1
votes

I've got an ETL process which streams data from a mongo cluster to BigQuery. This runs via cron on a weekly basis, and manually when needed. I have a separate dataset for each of our customers, with the table structures being identical across them.

I just ran the process, only to find that while all of my data chunks returned a "success" response ({"kind": "bigquery#tableDataInsertAllResponse"}) from the insertAll api, the table is empty for one specific dataset.

I had seen this happen a few times before, but was never able to re-create. I've now run it twice more with the same results. I know my code is working, because the other datasets are properly populated.

There's no 'streaming buffer' in the table details, and running a count(*) query returns 0 response. I've even tried removing cached results from the query, to force freshness - but nothing helps.

Edit - After 10 minutes from my data stream (I keep timestamped logs) - partial data now appears in the table; however, after another 40 minutes, it doesn't look like any new data is flowing in.

Is anyone else experiencing hiccups in streaming service?

Might be worth mentioning that part of my process is to copy the existing table to a backup table, remove the original table, and recreate it with the latest schema.

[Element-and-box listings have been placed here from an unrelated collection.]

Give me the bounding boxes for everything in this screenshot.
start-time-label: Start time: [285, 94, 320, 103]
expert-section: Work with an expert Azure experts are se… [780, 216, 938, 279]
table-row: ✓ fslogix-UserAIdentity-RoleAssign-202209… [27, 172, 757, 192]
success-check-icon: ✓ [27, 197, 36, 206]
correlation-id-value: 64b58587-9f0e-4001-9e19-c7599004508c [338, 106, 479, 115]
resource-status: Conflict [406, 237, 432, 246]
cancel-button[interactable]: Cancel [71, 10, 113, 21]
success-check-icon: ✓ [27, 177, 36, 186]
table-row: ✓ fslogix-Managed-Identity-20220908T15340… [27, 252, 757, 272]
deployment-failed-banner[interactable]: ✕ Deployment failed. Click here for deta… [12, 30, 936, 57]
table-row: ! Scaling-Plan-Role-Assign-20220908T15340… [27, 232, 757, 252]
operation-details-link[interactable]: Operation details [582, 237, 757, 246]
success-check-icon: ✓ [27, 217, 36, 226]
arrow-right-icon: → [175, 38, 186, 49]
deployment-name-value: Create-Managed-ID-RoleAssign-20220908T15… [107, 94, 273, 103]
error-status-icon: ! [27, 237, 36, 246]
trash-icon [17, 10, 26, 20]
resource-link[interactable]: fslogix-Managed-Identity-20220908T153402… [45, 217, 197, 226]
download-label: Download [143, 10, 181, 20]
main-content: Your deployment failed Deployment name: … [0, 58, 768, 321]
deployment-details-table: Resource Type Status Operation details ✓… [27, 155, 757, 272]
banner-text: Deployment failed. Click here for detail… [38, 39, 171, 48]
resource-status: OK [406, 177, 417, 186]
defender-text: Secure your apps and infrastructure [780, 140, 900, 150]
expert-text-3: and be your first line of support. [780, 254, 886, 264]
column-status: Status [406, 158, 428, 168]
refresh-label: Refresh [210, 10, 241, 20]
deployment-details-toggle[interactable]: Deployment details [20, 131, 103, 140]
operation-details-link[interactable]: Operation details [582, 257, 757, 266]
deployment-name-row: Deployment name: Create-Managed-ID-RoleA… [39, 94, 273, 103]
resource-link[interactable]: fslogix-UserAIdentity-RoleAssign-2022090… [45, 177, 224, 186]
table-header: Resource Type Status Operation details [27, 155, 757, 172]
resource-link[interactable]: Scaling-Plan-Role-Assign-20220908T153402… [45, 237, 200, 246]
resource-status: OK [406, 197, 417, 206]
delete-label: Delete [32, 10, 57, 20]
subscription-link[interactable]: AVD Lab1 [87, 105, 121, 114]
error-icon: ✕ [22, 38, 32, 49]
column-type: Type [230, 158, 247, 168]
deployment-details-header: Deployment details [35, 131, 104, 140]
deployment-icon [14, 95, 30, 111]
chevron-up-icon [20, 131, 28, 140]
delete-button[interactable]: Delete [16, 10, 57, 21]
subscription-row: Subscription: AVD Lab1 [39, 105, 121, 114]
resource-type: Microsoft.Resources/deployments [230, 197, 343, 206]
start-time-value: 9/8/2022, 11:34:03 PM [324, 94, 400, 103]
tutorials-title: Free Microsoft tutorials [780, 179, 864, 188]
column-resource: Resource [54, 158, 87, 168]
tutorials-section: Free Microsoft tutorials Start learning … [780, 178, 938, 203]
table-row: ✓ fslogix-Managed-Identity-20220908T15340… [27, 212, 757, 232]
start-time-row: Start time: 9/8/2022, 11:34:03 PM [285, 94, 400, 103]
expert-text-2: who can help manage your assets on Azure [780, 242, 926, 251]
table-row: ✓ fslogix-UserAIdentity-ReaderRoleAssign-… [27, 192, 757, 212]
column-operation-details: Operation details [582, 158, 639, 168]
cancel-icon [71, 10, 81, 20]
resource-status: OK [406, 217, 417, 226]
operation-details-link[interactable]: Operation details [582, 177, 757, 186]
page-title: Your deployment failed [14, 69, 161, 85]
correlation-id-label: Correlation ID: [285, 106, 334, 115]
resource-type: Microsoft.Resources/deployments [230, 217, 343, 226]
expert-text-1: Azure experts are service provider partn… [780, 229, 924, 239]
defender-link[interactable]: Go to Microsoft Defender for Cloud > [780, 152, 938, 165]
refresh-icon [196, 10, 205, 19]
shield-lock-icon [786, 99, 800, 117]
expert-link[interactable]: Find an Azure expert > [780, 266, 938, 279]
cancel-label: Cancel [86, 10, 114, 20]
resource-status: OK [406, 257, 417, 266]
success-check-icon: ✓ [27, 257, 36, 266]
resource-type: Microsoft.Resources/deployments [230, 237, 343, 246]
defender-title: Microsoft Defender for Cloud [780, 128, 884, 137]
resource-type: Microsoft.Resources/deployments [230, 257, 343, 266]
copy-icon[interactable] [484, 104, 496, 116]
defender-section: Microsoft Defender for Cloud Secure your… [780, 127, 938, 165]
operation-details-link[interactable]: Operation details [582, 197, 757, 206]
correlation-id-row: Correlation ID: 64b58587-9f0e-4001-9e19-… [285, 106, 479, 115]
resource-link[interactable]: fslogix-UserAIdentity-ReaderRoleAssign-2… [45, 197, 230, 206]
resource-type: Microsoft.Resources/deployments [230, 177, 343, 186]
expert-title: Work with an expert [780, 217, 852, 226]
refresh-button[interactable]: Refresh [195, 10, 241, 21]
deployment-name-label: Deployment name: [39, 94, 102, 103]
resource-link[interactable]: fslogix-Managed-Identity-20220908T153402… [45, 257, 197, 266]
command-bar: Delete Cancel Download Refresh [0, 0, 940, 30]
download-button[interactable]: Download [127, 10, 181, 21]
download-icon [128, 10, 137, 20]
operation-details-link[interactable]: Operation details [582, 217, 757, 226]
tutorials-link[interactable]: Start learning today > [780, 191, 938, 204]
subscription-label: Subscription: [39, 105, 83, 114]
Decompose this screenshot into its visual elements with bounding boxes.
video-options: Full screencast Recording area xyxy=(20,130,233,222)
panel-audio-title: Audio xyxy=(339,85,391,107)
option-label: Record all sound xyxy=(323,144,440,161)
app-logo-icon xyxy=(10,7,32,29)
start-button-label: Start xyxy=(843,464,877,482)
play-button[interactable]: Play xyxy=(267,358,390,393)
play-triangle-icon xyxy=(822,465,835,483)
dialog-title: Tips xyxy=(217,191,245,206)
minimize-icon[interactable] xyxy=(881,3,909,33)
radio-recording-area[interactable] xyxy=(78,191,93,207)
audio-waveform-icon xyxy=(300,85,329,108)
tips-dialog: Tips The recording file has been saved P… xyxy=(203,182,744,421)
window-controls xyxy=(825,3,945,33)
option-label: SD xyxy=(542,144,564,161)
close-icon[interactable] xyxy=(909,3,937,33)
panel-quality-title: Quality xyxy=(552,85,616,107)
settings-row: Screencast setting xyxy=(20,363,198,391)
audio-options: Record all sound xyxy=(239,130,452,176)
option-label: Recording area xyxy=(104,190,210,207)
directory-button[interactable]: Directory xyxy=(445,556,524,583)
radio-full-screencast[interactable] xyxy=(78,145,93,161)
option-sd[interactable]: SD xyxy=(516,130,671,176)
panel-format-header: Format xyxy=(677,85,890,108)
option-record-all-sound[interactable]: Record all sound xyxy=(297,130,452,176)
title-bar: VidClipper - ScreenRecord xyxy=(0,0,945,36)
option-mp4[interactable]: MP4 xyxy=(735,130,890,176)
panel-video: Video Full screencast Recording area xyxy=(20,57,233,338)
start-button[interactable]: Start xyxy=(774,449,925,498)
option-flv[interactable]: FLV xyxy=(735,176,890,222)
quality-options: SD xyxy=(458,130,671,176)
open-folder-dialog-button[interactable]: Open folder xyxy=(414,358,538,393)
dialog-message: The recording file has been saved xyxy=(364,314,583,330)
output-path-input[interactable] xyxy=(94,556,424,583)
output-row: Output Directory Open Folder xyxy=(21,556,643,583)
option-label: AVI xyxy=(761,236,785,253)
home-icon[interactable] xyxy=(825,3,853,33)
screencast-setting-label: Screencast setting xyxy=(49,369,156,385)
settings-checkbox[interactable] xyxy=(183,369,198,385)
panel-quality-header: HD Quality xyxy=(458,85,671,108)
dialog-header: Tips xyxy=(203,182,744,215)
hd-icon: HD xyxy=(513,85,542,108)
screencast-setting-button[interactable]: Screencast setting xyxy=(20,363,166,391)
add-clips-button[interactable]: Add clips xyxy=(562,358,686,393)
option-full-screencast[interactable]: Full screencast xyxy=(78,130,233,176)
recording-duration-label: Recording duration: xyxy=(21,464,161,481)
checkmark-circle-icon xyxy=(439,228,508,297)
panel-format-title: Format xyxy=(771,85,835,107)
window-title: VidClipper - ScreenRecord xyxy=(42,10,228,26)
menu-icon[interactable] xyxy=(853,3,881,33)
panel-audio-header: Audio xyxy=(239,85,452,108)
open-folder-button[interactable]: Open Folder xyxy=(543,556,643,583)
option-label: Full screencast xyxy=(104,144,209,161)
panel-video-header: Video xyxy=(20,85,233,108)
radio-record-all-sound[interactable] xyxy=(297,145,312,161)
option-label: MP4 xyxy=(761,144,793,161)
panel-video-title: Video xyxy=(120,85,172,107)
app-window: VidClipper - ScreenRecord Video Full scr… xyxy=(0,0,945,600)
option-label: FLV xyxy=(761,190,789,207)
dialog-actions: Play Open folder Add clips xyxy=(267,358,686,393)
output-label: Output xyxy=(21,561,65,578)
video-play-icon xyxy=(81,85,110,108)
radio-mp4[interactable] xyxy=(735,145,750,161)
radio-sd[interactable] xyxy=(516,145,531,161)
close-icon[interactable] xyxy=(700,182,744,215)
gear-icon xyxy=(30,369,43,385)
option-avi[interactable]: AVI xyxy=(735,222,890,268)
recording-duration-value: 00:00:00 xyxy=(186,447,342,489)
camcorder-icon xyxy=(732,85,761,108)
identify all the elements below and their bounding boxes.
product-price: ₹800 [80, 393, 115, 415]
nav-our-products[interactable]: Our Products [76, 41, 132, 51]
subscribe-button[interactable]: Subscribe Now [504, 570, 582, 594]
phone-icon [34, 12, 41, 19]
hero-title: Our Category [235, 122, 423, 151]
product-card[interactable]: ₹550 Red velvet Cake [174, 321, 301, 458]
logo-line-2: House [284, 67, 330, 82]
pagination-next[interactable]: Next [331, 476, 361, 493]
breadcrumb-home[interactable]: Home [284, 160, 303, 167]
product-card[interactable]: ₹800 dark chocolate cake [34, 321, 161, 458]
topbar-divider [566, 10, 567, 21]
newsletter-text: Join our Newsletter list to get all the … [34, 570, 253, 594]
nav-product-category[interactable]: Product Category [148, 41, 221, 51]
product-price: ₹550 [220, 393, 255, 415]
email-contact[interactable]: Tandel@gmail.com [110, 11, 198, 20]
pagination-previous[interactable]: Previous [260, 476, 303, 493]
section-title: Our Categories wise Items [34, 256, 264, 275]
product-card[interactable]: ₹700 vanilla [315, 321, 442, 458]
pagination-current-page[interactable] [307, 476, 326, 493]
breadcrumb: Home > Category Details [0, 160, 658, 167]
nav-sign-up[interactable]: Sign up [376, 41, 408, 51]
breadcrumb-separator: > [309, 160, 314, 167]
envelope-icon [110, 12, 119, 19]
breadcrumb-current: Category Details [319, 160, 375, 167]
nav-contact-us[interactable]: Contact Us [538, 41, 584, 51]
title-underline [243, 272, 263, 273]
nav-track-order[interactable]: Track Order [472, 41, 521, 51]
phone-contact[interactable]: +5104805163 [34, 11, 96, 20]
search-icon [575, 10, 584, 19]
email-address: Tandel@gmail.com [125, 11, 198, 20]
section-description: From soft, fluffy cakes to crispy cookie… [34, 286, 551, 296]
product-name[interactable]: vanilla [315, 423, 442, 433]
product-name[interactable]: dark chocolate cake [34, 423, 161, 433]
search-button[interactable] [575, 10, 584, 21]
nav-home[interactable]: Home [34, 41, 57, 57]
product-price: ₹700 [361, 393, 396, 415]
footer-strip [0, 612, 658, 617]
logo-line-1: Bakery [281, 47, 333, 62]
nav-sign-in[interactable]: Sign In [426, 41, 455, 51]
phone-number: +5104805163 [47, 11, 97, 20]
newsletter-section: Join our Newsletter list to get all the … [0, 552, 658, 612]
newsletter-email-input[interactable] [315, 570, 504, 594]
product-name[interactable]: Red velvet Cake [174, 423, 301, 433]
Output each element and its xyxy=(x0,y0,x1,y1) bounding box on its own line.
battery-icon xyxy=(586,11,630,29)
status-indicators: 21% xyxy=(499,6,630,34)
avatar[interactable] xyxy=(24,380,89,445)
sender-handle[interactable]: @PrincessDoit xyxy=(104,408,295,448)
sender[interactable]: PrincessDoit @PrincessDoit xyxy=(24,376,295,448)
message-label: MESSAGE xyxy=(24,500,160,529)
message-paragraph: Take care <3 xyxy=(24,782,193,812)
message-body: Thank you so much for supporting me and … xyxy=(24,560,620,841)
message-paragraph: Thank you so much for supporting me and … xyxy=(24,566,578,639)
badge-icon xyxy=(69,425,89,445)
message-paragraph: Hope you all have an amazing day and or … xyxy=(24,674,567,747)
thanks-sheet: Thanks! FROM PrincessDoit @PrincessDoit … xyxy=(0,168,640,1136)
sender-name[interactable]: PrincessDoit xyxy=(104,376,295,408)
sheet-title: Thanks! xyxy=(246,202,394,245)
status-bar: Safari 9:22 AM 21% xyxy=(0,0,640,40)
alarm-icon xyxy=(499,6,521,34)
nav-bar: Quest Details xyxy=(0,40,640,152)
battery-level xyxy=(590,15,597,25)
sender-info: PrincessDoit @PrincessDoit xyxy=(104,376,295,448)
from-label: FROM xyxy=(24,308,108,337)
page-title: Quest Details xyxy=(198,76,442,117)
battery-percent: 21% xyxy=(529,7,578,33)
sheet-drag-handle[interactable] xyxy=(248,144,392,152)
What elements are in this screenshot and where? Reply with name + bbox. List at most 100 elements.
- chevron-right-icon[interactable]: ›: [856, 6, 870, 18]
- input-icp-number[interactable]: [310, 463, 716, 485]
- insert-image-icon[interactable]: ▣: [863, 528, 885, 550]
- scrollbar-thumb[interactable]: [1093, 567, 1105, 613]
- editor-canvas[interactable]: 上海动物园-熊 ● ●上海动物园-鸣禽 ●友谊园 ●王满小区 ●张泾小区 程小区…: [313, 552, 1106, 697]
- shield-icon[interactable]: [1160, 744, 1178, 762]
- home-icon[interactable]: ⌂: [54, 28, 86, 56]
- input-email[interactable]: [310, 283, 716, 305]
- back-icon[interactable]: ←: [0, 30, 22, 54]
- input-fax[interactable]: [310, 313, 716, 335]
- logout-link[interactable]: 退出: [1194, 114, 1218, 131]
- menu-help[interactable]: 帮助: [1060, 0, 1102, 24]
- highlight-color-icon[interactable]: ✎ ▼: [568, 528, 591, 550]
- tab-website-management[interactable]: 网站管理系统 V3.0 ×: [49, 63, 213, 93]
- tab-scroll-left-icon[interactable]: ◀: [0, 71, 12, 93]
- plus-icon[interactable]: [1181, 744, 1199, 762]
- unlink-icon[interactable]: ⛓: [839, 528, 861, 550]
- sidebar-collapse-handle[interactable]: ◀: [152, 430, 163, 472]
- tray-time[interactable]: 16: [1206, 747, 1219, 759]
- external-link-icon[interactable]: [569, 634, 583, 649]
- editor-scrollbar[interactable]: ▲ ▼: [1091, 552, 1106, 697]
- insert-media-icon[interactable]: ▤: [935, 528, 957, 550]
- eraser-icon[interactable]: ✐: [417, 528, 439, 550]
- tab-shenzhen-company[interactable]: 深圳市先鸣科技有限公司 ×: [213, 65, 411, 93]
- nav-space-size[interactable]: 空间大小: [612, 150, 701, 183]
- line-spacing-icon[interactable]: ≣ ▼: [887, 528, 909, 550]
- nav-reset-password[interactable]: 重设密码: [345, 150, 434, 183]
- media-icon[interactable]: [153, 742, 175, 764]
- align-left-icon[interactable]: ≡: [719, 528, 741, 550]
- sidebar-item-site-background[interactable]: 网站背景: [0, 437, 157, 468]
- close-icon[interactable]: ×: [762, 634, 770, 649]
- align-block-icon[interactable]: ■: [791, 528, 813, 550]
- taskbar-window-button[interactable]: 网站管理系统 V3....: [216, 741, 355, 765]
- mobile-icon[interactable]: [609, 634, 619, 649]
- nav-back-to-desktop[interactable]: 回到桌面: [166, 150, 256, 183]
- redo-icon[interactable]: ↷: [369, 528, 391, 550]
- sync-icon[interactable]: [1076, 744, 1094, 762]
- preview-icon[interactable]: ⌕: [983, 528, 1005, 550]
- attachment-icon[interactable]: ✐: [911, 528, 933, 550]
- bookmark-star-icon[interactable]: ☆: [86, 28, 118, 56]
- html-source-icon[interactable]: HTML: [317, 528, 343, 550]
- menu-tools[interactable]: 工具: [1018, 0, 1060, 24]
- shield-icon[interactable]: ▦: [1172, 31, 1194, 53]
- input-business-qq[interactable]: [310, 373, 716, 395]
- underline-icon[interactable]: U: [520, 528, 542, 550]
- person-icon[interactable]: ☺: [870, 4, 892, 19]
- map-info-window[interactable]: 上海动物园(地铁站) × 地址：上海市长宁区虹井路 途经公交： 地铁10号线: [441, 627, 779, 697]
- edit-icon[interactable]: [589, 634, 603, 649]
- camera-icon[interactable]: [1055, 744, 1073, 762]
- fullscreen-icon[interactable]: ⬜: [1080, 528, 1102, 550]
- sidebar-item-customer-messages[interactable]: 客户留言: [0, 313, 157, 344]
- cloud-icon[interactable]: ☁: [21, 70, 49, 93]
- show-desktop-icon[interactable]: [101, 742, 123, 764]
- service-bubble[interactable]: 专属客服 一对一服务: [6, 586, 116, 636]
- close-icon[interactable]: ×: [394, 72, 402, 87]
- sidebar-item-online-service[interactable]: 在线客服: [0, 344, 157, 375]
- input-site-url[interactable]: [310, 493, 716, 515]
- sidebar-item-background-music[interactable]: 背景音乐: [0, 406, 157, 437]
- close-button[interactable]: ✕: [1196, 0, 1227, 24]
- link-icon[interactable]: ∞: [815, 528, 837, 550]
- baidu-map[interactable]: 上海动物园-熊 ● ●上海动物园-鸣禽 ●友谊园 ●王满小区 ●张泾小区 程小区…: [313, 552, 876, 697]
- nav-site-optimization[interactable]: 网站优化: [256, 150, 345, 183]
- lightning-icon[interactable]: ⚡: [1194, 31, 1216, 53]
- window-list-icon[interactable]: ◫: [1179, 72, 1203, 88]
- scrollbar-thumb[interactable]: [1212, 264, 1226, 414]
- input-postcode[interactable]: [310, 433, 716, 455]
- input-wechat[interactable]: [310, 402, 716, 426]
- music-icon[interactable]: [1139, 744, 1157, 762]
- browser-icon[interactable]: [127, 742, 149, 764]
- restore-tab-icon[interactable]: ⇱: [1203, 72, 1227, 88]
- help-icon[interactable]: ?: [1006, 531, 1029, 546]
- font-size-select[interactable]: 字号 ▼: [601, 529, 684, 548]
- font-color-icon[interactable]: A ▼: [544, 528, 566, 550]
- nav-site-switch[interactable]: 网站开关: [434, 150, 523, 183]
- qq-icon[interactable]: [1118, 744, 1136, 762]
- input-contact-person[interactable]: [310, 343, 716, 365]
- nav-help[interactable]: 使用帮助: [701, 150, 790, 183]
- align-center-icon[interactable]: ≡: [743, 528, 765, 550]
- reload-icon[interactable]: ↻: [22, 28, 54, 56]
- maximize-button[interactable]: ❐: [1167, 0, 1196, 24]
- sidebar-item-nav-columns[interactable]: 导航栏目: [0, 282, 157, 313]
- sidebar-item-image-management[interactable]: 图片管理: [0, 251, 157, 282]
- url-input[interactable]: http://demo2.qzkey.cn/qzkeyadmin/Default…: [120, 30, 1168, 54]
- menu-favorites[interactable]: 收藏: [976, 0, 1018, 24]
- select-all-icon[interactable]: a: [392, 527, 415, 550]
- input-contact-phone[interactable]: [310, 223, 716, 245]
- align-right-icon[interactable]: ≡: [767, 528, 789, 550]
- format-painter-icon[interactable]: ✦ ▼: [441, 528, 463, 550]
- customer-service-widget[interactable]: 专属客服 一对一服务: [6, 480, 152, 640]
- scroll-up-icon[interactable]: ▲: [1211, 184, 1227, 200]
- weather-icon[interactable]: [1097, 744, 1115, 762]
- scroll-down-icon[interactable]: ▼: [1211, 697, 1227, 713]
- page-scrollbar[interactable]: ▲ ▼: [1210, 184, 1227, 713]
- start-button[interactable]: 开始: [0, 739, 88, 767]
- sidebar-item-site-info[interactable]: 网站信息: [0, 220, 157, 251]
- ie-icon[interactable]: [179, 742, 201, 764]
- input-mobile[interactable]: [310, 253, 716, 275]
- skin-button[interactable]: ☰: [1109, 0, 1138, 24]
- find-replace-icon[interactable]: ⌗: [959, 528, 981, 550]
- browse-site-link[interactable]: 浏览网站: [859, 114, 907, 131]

Could this be affecting the inserts on some specific edge cases?

1

1 Answers

3
votes

Probably this is what is happening to you: BigQuery table truncation before streaming not working

If you delete or create a table, you must wait a least 2 minutes to start streaming data on it.

Since you mentioned that all other tables are working correctly and only the table that has the deletion process is not saving data then probably this explains what you are observing.

To fix this issue you can either wait a bit longer before streaming data after the delete and create operations or maybe changing the strategy to upload the data (maybe saving it into some CSV file and then using job insert methods to upload the data into the table).